The Darien Board of Selectmen on Monday unanimously approved spending $87,000 for body cameras to be worn regularly by 48 town police officers after hearing that police-public relations have become more tense and the state may pay the full cost of the program’s first year.
The proposal now goes before the Board of Finance and then the Representative Town Meeting (which doesn’t meet until September) before the town can purchase the cameras and the more expensive digital storage and retrieval system for the videos.
“The heightened state of tension that now exists surrounding law enforcement has reached a level not seen in my 34 years as a police officer,” Police Chief Duane Lovello told the board in a prepared statement. “We have seen some horrible footage of police misconduct occurring from other parts of the country.”
- Police Chief’s Statement to Board of Selectmen in Support of Police Body Cameras (Aug. 8)
- Board of Selectmen May Approve Police Body Cameras Monday Night (with a Police Department Power Point presentation on the proposal; Aug. 7)
Darien TV79 announced it will have a full video of the Board of Selectman meeting posted on the Internet by Tuesday.
While Darien police are very professional, the chief said, and police in Connecticut are some of the best trained in the country, “a hallmark of any profession is a willingness to hold its work out for public scrutiny.”
The entire first year of funding may be paid for through a state grant that, if it’s implemented, would be available to Darien and other communities, Lovello said.
State officials have said the town is eligible for the grant, he said, but it isn’t certain that the grant program will be financed this fiscal year. A maximum of $15 million has been authorized for the program, but as Lovello understands it, state officials “have to reach a certain threshold” of proposed grant disbursements before a bonding proposal is brought before the state’s bonding authority.
A video (and audio) recording from a police officer’s body camera isn’t going to be a perfect record of an incident, Lovello said (an earlier Power Point presentation to the board gave a detailed explanation of that), but it will provide the police with more information and more accurate information for investigations.

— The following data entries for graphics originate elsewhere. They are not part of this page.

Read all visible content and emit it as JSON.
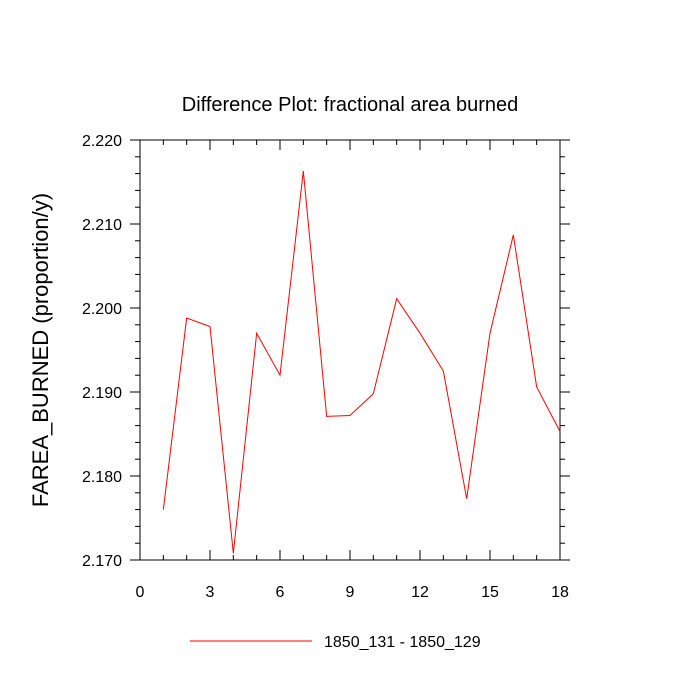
{
  "chart_data": {
    "type": "line",
    "title": "Difference Plot: fractional area burned",
    "xlabel": "",
    "ylabel": "FAREA_BURNED  (proportion/y)",
    "xlim": [
      0,
      18
    ],
    "ylim": [
      2.17,
      2.22
    ],
    "x_ticks": [
      0,
      3,
      6,
      9,
      12,
      15,
      18
    ],
    "x_tick_labels": [
      "0",
      "3",
      "6",
      "9",
      "12",
      "15",
      "18"
    ],
    "y_ticks": [
      2.17,
      2.18,
      2.19,
      2.2,
      2.21,
      2.22
    ],
    "y_tick_labels": [
      "2.170",
      "2.180",
      "2.190",
      "2.200",
      "2.210",
      "2.220"
    ],
    "grid": false,
    "legend_position": "bottom",
    "series": [
      {
        "name": "1850_131 - 1850_129",
        "color": "#ff0000",
        "x": [
          1,
          2,
          3,
          4,
          5,
          6,
          7,
          8,
          9,
          10,
          11,
          12,
          13,
          14,
          15,
          16,
          17,
          18
        ],
        "values": [
          2.176,
          2.1988,
          2.1978,
          2.1708,
          2.197,
          2.192,
          2.2163,
          2.1871,
          2.1872,
          2.1898,
          2.2011,
          2.197,
          2.1925,
          2.1773,
          2.197,
          2.2087,
          2.1906,
          2.1853
        ]
      }
    ]
  }
}
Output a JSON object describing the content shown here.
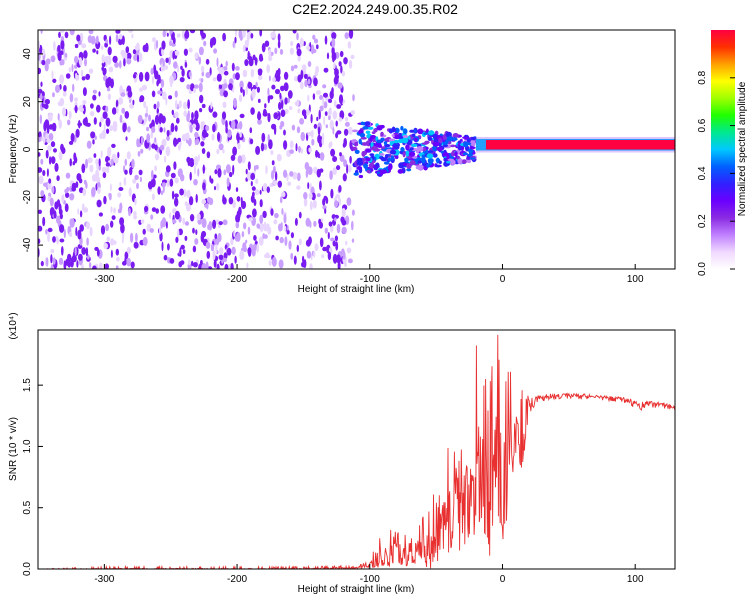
{
  "page": {
    "title": "C2E2.2024.249.00.35.R02"
  },
  "colors": {
    "snr_line": "#e83030",
    "colorbar": [
      "#ffffff",
      "#f0d8ff",
      "#c080ff",
      "#8a2be2",
      "#6a00ff",
      "#3020ff",
      "#0060ff",
      "#00c8ff",
      "#00e890",
      "#20ff00",
      "#a0ff00",
      "#ffff00",
      "#ffa000",
      "#ff3000",
      "#ff0040"
    ]
  },
  "chart_data": [
    {
      "type": "heatmap",
      "title": "C2E2.2024.249.00.35.R02",
      "xlabel": "Height of straight line (km)",
      "ylabel": "Frequency (Hz)",
      "xlim": [
        -350,
        130
      ],
      "ylim": [
        -50,
        50
      ],
      "xticks": [
        -300,
        -200,
        -100,
        0,
        100
      ],
      "yticks": [
        -40,
        -20,
        0,
        20,
        40
      ],
      "colorbar": {
        "label": "Normalized spectral amplitude",
        "range": [
          0.0,
          1.0
        ],
        "ticks": [
          0.0,
          0.2,
          0.4,
          0.6,
          0.8
        ]
      },
      "regions": [
        {
          "x": [
            -350,
            -112
          ],
          "y": [
            -50,
            50
          ],
          "amplitude": [
            0.05,
            0.15
          ],
          "pattern": "noise speckle"
        },
        {
          "x": [
            -112,
            -20
          ],
          "y": [
            -12,
            12
          ],
          "amplitude": [
            0.15,
            0.5
          ],
          "pattern": "spread signal near 0 Hz"
        },
        {
          "x": [
            -20,
            130
          ],
          "y": [
            0,
            4
          ],
          "amplitude": [
            0.7,
            1.0
          ],
          "pattern": "narrow line near 2 Hz"
        }
      ]
    },
    {
      "type": "line",
      "xlabel": "Height of straight line (km)",
      "ylabel": "SNR (10 * v/v)",
      "yscale_label": "(x10⁴)",
      "xlim": [
        -350,
        130
      ],
      "ylim": [
        0,
        1.95
      ],
      "xticks": [
        -300,
        -200,
        -100,
        0,
        100
      ],
      "yticks": [
        0.0,
        0.5,
        1.0,
        1.5
      ],
      "ytick_labels": [
        "0.0",
        "0.5",
        "1.0",
        "1.5"
      ],
      "series": [
        {
          "x": [
            -350,
            -300,
            -250,
            -200,
            -150,
            -110,
            -100,
            -95,
            -90,
            -85,
            -80,
            -75,
            -70,
            -65,
            -60,
            -55,
            -50,
            -45,
            -40,
            -35,
            -30,
            -25,
            -20,
            -15,
            -10,
            -5,
            0,
            5,
            10,
            15,
            20,
            25,
            30,
            35,
            40,
            50,
            60,
            70,
            80,
            90,
            95,
            100,
            105,
            110,
            120,
            130
          ],
          "y": [
            0.0,
            0.0,
            0.0,
            0.0,
            0.0,
            0.01,
            0.03,
            0.08,
            0.12,
            0.1,
            0.14,
            0.1,
            0.08,
            0.15,
            0.2,
            0.12,
            0.3,
            0.45,
            0.4,
            0.6,
            0.7,
            0.5,
            0.9,
            0.75,
            0.55,
            1.0,
            0.6,
            0.8,
            1.2,
            0.9,
            1.3,
            1.38,
            1.4,
            1.41,
            1.41,
            1.42,
            1.41,
            1.41,
            1.4,
            1.39,
            1.37,
            1.35,
            1.32,
            1.35,
            1.34,
            1.32
          ],
          "max_y": [
            0.0,
            0.02,
            0.02,
            0.02,
            0.02,
            0.03,
            0.06,
            0.28,
            0.3,
            0.35,
            0.3,
            0.33,
            0.25,
            0.33,
            0.45,
            0.6,
            0.62,
            0.75,
            1.1,
            1.0,
            1.25,
            1.1,
            1.88,
            1.7,
            1.5,
            1.95,
            1.85,
            1.9,
            1.6,
            1.5,
            1.4,
            1.42,
            1.42,
            1.43,
            1.43,
            1.43,
            1.43,
            1.42,
            1.41,
            1.4,
            1.39,
            1.37,
            1.37,
            1.37,
            1.36,
            1.33
          ],
          "min_y": [
            0.0,
            0.0,
            0.0,
            0.0,
            0.0,
            0.0,
            0.0,
            0.01,
            0.02,
            0.02,
            0.03,
            0.02,
            0.03,
            0.04,
            0.05,
            0.05,
            0.06,
            0.08,
            0.08,
            0.1,
            0.15,
            0.2,
            0.25,
            0.3,
            0.05,
            0.4,
            0.3,
            0.4,
            0.9,
            1.1,
            1.25,
            1.34,
            1.37,
            1.38,
            1.38,
            1.39,
            1.38,
            1.38,
            1.37,
            1.36,
            1.33,
            1.31,
            1.29,
            1.32,
            1.31,
            1.29
          ]
        }
      ]
    }
  ]
}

When controversies about police conduct occur, he said, it will provide the public with more accurate information. For instance, police will be recording incidents much earlier than members of the public might start recording with their cell phones, he said.
The cost of the five-year program will be $64,500 a year for the second through fifth years. Two and a half years into the program, and again in the fifth year, the equipment will be upgraded with more modern technology that may then be available, Lovello said.
Lovello is now acting chairman of a state board of professionals who set statewide standards for police practices. He said body cameras for police officers is “evolving into best practices” for the profession.
Asked what the officers in the department think about body cameras, Lovello said that they’ve become much more popular. “I do think that the vast majority of the officers do see the advantage of having a camera on,” he said. Younger officers who tend to be more familiar with social media than older officers, are even more supportive of body cameras, he said.
First Selectman Jayme Stevenson asked whether or not the school resource officer at Darien High School, a police officer assigned to work in the school, would have a body camera. That officer would, Lovello said, but privacy concerns for students would need to be respected, so much of the time the camera would be off. A policy for that would be worked out with the superintendent of schools, he said.
Asked whether or not the police constables who work for the Tokeneke Association would need to wear body cameras, Lovello said that would have to be worked out with the leaders of the association.
Although the state grant is for departments that make wearing of body cameras almost universal among police officers, Lovello said he thought the constables working in Tokeneke were classified differently in state law, so that requirement would not apply to them.